Why do managers prefer normal costing?

Normal Costing: Advantages and Applications

Normal costing is a cost accounting method that uses predetermined standard costs to calculate the cost of goods sold. This method is often preferred by managers because it provides early information, simplifies cost estimation, and offers a comprehensive view of total costs.

Key Facts

  1. Early Information: Normal costing provides managers with information earlier, allowing them to take corrective actions in a timely manner.
  2. Cost Estimation: Normal costing uses predetermined costs based on historical data or budgeted amounts, making it simpler to calculate costs.
  3. Combining Direct and Indirect Costs: Normal costing combines both direct and indirect costs for production processes, providing a comprehensive view of the total costs involved.
  4. Assumption of Little Variance: Normal costing assumes little variance in regular production costs, making it easier to predict and plan for expenses.
  5. Custom Job Costing: Normal costing can also be used in custom job costing, where predetermined rates for overhead and indirect costs are derived from normal costing.

Early Information

Normal costing provides managers with information earlier than actual costing. This is because predetermined costs are used, which are based on historical data or budgeted amounts. This allows managers to identify cost variances and take corrective actions in a timely manner.

Cost Estimation

Normal costing is simpler than actual costing because it uses predetermined costs. This makes it easier to calculate costs and estimate the cost of goods sold. This can be particularly useful for companies that produce a variety of products or services, as it allows them to quickly and easily calculate the cost of each item.

Combining Direct and Indirect Costs

Normal costing combines both direct and indirect costs for production processes. This provides a comprehensive view of the total costs involved in producing a product or service. This information can be used to make decisions about pricing, production, and marketing.

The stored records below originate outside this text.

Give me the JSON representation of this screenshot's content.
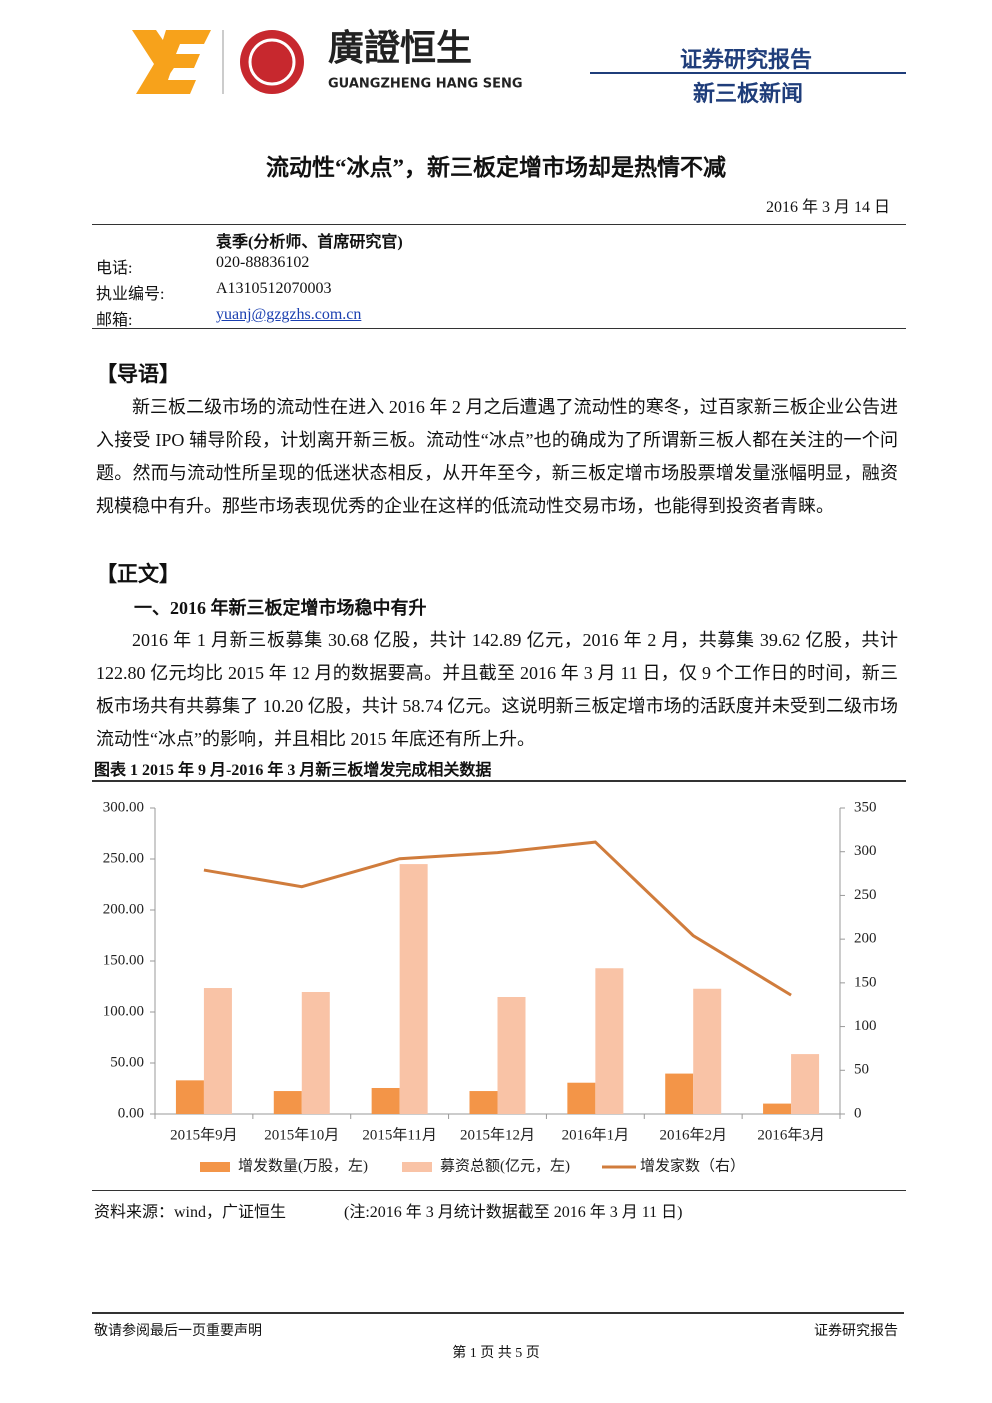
{
  "header": {
    "logo_name": "廣證恒生",
    "logo_name_en": "GUANGZHENG HANG SENG",
    "report_type": "证券研究报告",
    "column": "新三板新闻"
  },
  "title": "流动性“冰点”，新三板定增市场却是热情不减",
  "date": "2016 年 3 月 14 日",
  "author": {
    "name": "袁季(分析师、首席研究官)",
    "rows": [
      [
        "电话:",
        "020-88836102"
      ],
      [
        "执业编号:",
        "A1310512070003"
      ],
      [
        "邮箱:",
        "yuanj@gzgzhs.com.cn"
      ]
    ]
  },
  "intro": {
    "heading": "【导语】",
    "paragraph": "新三板二级市场的流动性在进入 2016 年 2 月之后遭遇了流动性的寒冬，过百家新三板企业公告进入接受 IPO 辅导阶段，计划离开新三板。流动性“冰点”也的确成为了所谓新三板人都在关注的一个问题。然而与流动性所呈现的低迷状态相反，从开年至今，新三板定增市场股票增发量涨幅明显，融资规模稳中有升。那些市场表现优秀的企业在这样的低流动性交易市场，也能得到投资者青睐。"
  },
  "body": {
    "heading": "【正文】",
    "subheading": "一、2016 年新三板定增市场稳中有升",
    "paragraph": "2016 年 1 月新三板募集 30.68 亿股，共计 142.89 亿元，2016 年 2 月，共募集 39.62 亿股，共计 122.80 亿元均比 2015 年 12 月的数据要高。并且截至 2016 年 3 月 11 日，仅 9 个工作日的时间，新三板市场共有共募集了 10.20 亿股，共计 58.74 亿元。这说明新三板定增市场的活跃度并未受到二级市场流动性“冰点”的影响，并且相比 2015 年底还有所上升。"
  },
  "figure_caption": "图表 1 2015 年 9 月-2016 年 3 月新三板增发完成相关数据",
  "chart_data": {
    "type": "bar-line",
    "categories": [
      "2015年9月",
      "2015年10月",
      "2015年11月",
      "2015年12月",
      "2016年1月",
      "2016年2月",
      "2016年3月"
    ],
    "series": [
      {
        "name": "增发数量(万股，左)",
        "color": "#f39548",
        "type": "bar",
        "values": [
          33,
          22.5,
          25.5,
          22.5,
          30.68,
          39.62,
          10.2
        ]
      },
      {
        "name": "募资总额(亿元，左)",
        "color": "#f9c3a6",
        "type": "bar",
        "values": [
          123.5,
          119.6,
          245,
          114.7,
          142.89,
          122.8,
          58.74
        ]
      },
      {
        "name": "增发家数（右）",
        "color": "#d07c3c",
        "type": "line",
        "axis": "y2",
        "values": [
          279,
          260,
          292,
          299,
          311,
          204,
          136
        ]
      }
    ],
    "ylim": [
      0,
      300
    ],
    "yticks": [
      {
        "value": 0,
        "label": "0.00"
      },
      {
        "value": 50,
        "label": "50.00"
      },
      {
        "value": 100,
        "label": "100.00"
      },
      {
        "value": 150,
        "label": "150.00"
      },
      {
        "value": 200,
        "label": "200.00"
      },
      {
        "value": 250,
        "label": "250.00"
      },
      {
        "value": 300,
        "label": "300.00"
      }
    ],
    "y2lim": [
      0,
      350
    ],
    "y2ticks": [
      0,
      50,
      100,
      150,
      200,
      250,
      300,
      350
    ],
    "grid": false,
    "legend": "bottom"
  },
  "source": "资料来源：wind，广证恒生",
  "note": "(注:2016 年 3 月统计数据截至 2016 年 3 月 11 日)",
  "footer": {
    "disclaimer": "敬请参阅最后一页重要声明",
    "report_type": "证券研究报告",
    "page": "第 1 页 共 5 页"
  }
}
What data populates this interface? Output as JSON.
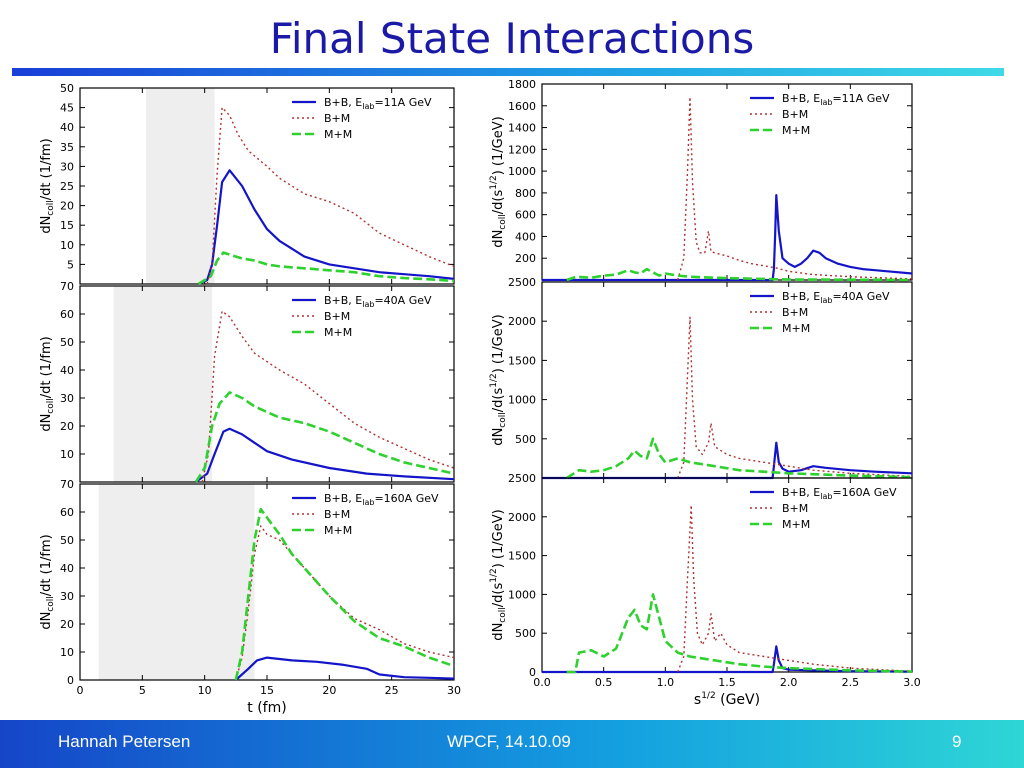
{
  "title": "Final State Interactions",
  "footer": {
    "author": "Hannah Petersen",
    "event": "WPCF, 14.10.09",
    "page": "9"
  },
  "colors": {
    "bb": "#1414c8",
    "bm": "#b03030",
    "mm": "#2ed12e",
    "title": "#1a1aa6",
    "band": "#eeeeee"
  },
  "chart_data": [
    {
      "type": "line",
      "x_label": "",
      "y_label": "dN_coll/dt (1/fm)",
      "xlim": [
        0,
        30
      ],
      "ylim": [
        0,
        50
      ],
      "y_ticks": [
        "5",
        "10",
        "15",
        "20",
        "25",
        "30",
        "35",
        "40",
        "45",
        "50"
      ],
      "x_ticks": [],
      "shaded_band": [
        5.3,
        10.8
      ],
      "legend": [
        "B+B, E_lab=11A GeV",
        "B+M",
        "M+M"
      ],
      "series": [
        {
          "name": "B+B, E_lab=11A GeV",
          "x": [
            9.5,
            10.2,
            10.6,
            11,
            11.4,
            12,
            13,
            14,
            15,
            16,
            17,
            18,
            20,
            22,
            24,
            26,
            28,
            30
          ],
          "y": [
            0,
            1,
            5,
            15,
            26,
            29,
            25,
            19,
            14,
            11,
            9,
            7,
            5,
            4,
            3,
            2.5,
            2,
            1.3
          ]
        },
        {
          "name": "B+M",
          "x": [
            10.2,
            10.6,
            11,
            11.4,
            12,
            12.7,
            13.5,
            15,
            16,
            17,
            18,
            20,
            22,
            24,
            26,
            28,
            30
          ],
          "y": [
            0,
            5,
            28,
            45,
            43,
            38,
            34,
            30,
            27,
            25,
            23,
            21,
            18,
            13,
            10,
            7,
            4.5
          ]
        },
        {
          "name": "M+M",
          "x": [
            9.5,
            10.5,
            11,
            11.5,
            12,
            13,
            14,
            15,
            16,
            18,
            20,
            22,
            24,
            26,
            28,
            30
          ],
          "y": [
            0,
            2,
            6,
            8,
            7.5,
            6.5,
            6,
            5,
            4.5,
            4,
            3.5,
            3,
            2,
            1.5,
            1.2,
            0.8
          ]
        }
      ]
    },
    {
      "type": "line",
      "x_label": "",
      "y_label": "dN_coll/dt (1/fm)",
      "xlim": [
        0,
        30
      ],
      "ylim": [
        0,
        70
      ],
      "y_ticks": [
        "10",
        "20",
        "30",
        "40",
        "50",
        "60",
        "70"
      ],
      "x_ticks": [],
      "shaded_band": [
        2.7,
        10.6
      ],
      "legend": [
        "B+B, E_lab=40A GeV",
        "B+M",
        "M+M"
      ],
      "series": [
        {
          "name": "B+B, E_lab=40A GeV",
          "x": [
            9.3,
            10.2,
            10.8,
            11.5,
            12,
            13,
            14,
            15,
            17,
            20,
            23,
            26,
            30
          ],
          "y": [
            0,
            3,
            10,
            18,
            19,
            17,
            14,
            11,
            8,
            5,
            3,
            2,
            1
          ]
        },
        {
          "name": "B+M",
          "x": [
            9.8,
            10.3,
            10.8,
            11.4,
            12,
            13,
            14,
            15,
            16,
            18,
            20,
            22,
            24,
            26,
            28,
            30
          ],
          "y": [
            0,
            10,
            45,
            61,
            59,
            52,
            46,
            43,
            40,
            35,
            28,
            21,
            16,
            12,
            8,
            5
          ]
        },
        {
          "name": "M+M",
          "x": [
            9.3,
            10,
            10.6,
            11.2,
            12,
            13,
            14,
            15,
            16,
            18,
            20,
            22,
            24,
            26,
            28,
            30
          ],
          "y": [
            0,
            5,
            20,
            28,
            32,
            30,
            27,
            25,
            23,
            21,
            18,
            14,
            10,
            7,
            5,
            3
          ]
        }
      ]
    },
    {
      "type": "line",
      "x_label": "t (fm)",
      "y_label": "dN_coll/dt (1/fm)",
      "xlim": [
        0,
        30
      ],
      "ylim": [
        0,
        70
      ],
      "y_ticks": [
        "0",
        "10",
        "20",
        "30",
        "40",
        "50",
        "60",
        "70"
      ],
      "x_ticks": [
        "0",
        "5",
        "10",
        "15",
        "20",
        "25",
        "30"
      ],
      "shaded_band": [
        1.5,
        14
      ],
      "legend": [
        "B+B, E_lab=160A GeV",
        "B+M",
        "M+M"
      ],
      "series": [
        {
          "name": "B+B, E_lab=160A GeV",
          "x": [
            12.5,
            13.5,
            14.2,
            15,
            17,
            19,
            21,
            23,
            24,
            26,
            28,
            30
          ],
          "y": [
            0,
            4,
            7,
            8,
            7,
            6.5,
            5.5,
            4,
            2,
            1,
            0.8,
            0.5
          ]
        },
        {
          "name": "B+M",
          "x": [
            12.5,
            13,
            13.5,
            14,
            14.5,
            15,
            16,
            17,
            18,
            20,
            22,
            24,
            26,
            28,
            30
          ],
          "y": [
            0,
            8,
            25,
            45,
            55,
            52,
            50,
            45,
            40,
            30,
            22,
            18,
            13,
            10,
            8
          ]
        },
        {
          "name": "M+M",
          "x": [
            12.5,
            13,
            13.5,
            14,
            14.5,
            15,
            16,
            17,
            18,
            20,
            22,
            24,
            26,
            28,
            30
          ],
          "y": [
            0,
            10,
            30,
            50,
            61,
            58,
            52,
            45,
            40,
            30,
            21,
            15,
            12,
            8,
            5
          ]
        }
      ]
    },
    {
      "type": "line",
      "x_label": "",
      "y_label": "dN_coll/d(s^1/2) (1/GeV)",
      "xlim": [
        0,
        3
      ],
      "ylim": [
        0,
        1800
      ],
      "y_ticks": [
        "200",
        "400",
        "600",
        "800",
        "1000",
        "1200",
        "1400",
        "1600",
        "1800"
      ],
      "x_ticks": [],
      "legend": [
        "B+B, E_lab=11A GeV",
        "B+M",
        "M+M"
      ],
      "series": [
        {
          "name": "B+B, E_lab=11A GeV",
          "x": [
            0,
            1.87,
            1.88,
            1.89,
            1.9,
            1.92,
            1.95,
            2.0,
            2.05,
            2.1,
            2.15,
            2.2,
            2.25,
            2.3,
            2.4,
            2.5,
            2.6,
            2.7,
            2.8,
            3.0
          ],
          "y": [
            0,
            0,
            100,
            400,
            780,
            450,
            200,
            150,
            120,
            150,
            200,
            270,
            250,
            200,
            150,
            120,
            100,
            90,
            80,
            60
          ]
        },
        {
          "name": "B+M",
          "x": [
            1.1,
            1.15,
            1.18,
            1.2,
            1.22,
            1.25,
            1.28,
            1.32,
            1.35,
            1.37,
            1.4,
            1.5,
            1.6,
            1.7,
            1.8,
            1.9,
            2.0,
            2.2,
            2.5,
            3.0
          ],
          "y": [
            0,
            200,
            1000,
            1680,
            900,
            350,
            250,
            250,
            450,
            260,
            250,
            220,
            180,
            150,
            130,
            110,
            80,
            50,
            30,
            10
          ]
        },
        {
          "name": "M+M",
          "x": [
            0.2,
            0.28,
            0.4,
            0.5,
            0.6,
            0.7,
            0.75,
            0.8,
            0.85,
            0.9,
            0.95,
            1.0,
            1.1,
            1.2,
            1.4,
            1.6,
            1.8,
            2.0,
            2.5,
            3.0
          ],
          "y": [
            0,
            30,
            20,
            40,
            50,
            90,
            70,
            60,
            100,
            70,
            40,
            60,
            40,
            30,
            20,
            15,
            10,
            5,
            3,
            0
          ]
        }
      ]
    },
    {
      "type": "line",
      "x_label": "",
      "y_label": "dN_coll/d(s^1/2) (1/GeV)",
      "xlim": [
        0,
        3
      ],
      "ylim": [
        0,
        2500
      ],
      "y_ticks": [
        "500",
        "1000",
        "1500",
        "2000",
        "2500"
      ],
      "x_ticks": [],
      "legend": [
        "B+B, E_lab=40A GeV",
        "B+M",
        "M+M"
      ],
      "series": [
        {
          "name": "B+B, E_lab=40A GeV",
          "x": [
            0,
            1.87,
            1.88,
            1.9,
            1.92,
            1.95,
            2.0,
            2.1,
            2.2,
            2.3,
            2.5,
            2.7,
            3.0
          ],
          "y": [
            0,
            0,
            150,
            450,
            200,
            120,
            80,
            100,
            150,
            130,
            100,
            80,
            60
          ]
        },
        {
          "name": "B+M",
          "x": [
            1.1,
            1.15,
            1.18,
            1.2,
            1.22,
            1.25,
            1.3,
            1.35,
            1.37,
            1.4,
            1.5,
            1.6,
            1.8,
            2.0,
            2.2,
            2.5,
            3.0
          ],
          "y": [
            0,
            200,
            1300,
            2050,
            1000,
            400,
            300,
            450,
            700,
            400,
            300,
            250,
            200,
            150,
            100,
            60,
            20
          ]
        },
        {
          "name": "M+M",
          "x": [
            0.2,
            0.3,
            0.4,
            0.5,
            0.6,
            0.7,
            0.75,
            0.8,
            0.85,
            0.9,
            0.95,
            1.0,
            1.1,
            1.2,
            1.4,
            1.6,
            1.8,
            2.0,
            2.5,
            3.0
          ],
          "y": [
            0,
            100,
            80,
            100,
            150,
            250,
            350,
            280,
            250,
            500,
            300,
            200,
            250,
            200,
            150,
            100,
            80,
            60,
            30,
            10
          ]
        }
      ]
    },
    {
      "type": "line",
      "x_label": "s^1/2 (GeV)",
      "y_label": "dN_coll/d(s^1/2) (1/GeV)",
      "xlim": [
        0,
        3
      ],
      "ylim": [
        0,
        2500
      ],
      "y_ticks": [
        "0",
        "500",
        "1000",
        "1500",
        "2000",
        "2500"
      ],
      "x_ticks": [
        "0.0",
        "0.5",
        "1.0",
        "1.5",
        "2.0",
        "2.5",
        "3.0"
      ],
      "legend": [
        "B+B, E_lab=160A GeV",
        "B+M",
        "M+M"
      ],
      "series": [
        {
          "name": "B+B, E_lab=160A GeV",
          "x": [
            0,
            1.87,
            1.88,
            1.9,
            1.92,
            1.95,
            2.0,
            2.2,
            2.5,
            3.0
          ],
          "y": [
            0,
            0,
            100,
            330,
            150,
            50,
            30,
            20,
            10,
            5
          ]
        },
        {
          "name": "B+M",
          "x": [
            1.1,
            1.15,
            1.18,
            1.21,
            1.23,
            1.26,
            1.3,
            1.35,
            1.37,
            1.4,
            1.45,
            1.5,
            1.6,
            1.8,
            2.0,
            2.2,
            2.5,
            3.0
          ],
          "y": [
            0,
            200,
            1200,
            2150,
            1200,
            500,
            350,
            500,
            750,
            400,
            500,
            350,
            250,
            200,
            150,
            100,
            50,
            10
          ]
        },
        {
          "name": "M+M",
          "x": [
            0.2,
            0.27,
            0.3,
            0.4,
            0.5,
            0.6,
            0.65,
            0.7,
            0.75,
            0.8,
            0.85,
            0.9,
            0.95,
            1.0,
            1.1,
            1.2,
            1.4,
            1.6,
            1.8,
            2.0,
            2.5,
            3.0
          ],
          "y": [
            0,
            0,
            250,
            280,
            200,
            300,
            500,
            700,
            800,
            600,
            550,
            1000,
            700,
            400,
            250,
            200,
            150,
            100,
            70,
            50,
            20,
            5
          ]
        }
      ]
    }
  ]
}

Assumption of Little Variance

Normal costing assumes that there will be little variance in regular production costs. This assumption makes it easier to predict and plan for expenses. This can be beneficial for companies that operate in stable markets with predictable costs.

Custom Job Costing

Normal costing can also be used in custom job costing. In this type of costing, predetermined rates for overhead and indirect costs are derived from normal costing. This allows companies to accurately assign costs to specific customer jobs.

Conclusion

Normal costing is a widely used cost accounting method that offers several advantages to managers. It provides early information, simplifies cost estimation, and offers a comprehensive view of total costs. Additionally, normal costing can be used in custom job costing.

References:

  1. Quizlet: ACCY 309 Exam 2 Flashcards (https://quizlet.com/524905916/accy-309-exam-2-flash-cards/)
  2. Chron: Actual Cost Tracking vs. Normal Costing (https://smallbusiness.chron.com/actual-cost-tracking-vs-normal-costing-34087.html)
  3. Finance Strategists: Difference Between Actual Costing and Normal Costing (https://www.financestrategists.com/accounting/cost-accounting/cost-volume-profit/actual-costing-vs-normal-costing/)

FAQs

What is normal costing?

Normal costing is a cost accounting method that uses predetermined standard costs to calculate the cost of goods sold.

Why do managers prefer normal costing?

Managers prefer normal costing because it provides early information, simplifies cost estimation, and offers a comprehensive view of total costs.

How does normal costing provide early information?

Normal costing uses predetermined costs, which are based on historical data or budgeted amounts. This allows managers to identify cost variances and take corrective actions in a timely manner.

How does normal costing simplify cost estimation?

Normal costing is simpler than actual costing because it uses predetermined costs. This makes it easier to calculate costs and estimate the cost of goods sold.

How does normal costing offer a comprehensive view of total costs?

Normal costing combines both direct and indirect costs for production processes. This provides a comprehensive view of the total costs involved in producing a product or service.

Can normal costing be used in custom job costing?

Yes, normal costing can be used in custom job costing. In this type of costing, predetermined rates for overhead and indirect costs are derived from normal costing. This allows companies to accurately assign costs to specific customer jobs.

What are the limitations of normal costing?

Normal costing assumes that there will be little variance in regular production costs. This assumption may not hold true in all cases, which can lead to inaccurate cost calculations. Additionally, normal costing may not be suitable for companies that produce a wide variety of products or services, as it can be difficult to determine accurate predetermined costs for each item.

When should managers consider using actual costing instead of normal costing?

Managers should consider using actual costing instead of normal costing when there is significant variation in production costs, when the company produces a wide variety of products or services, or when accurate cost information is needed for decision-making.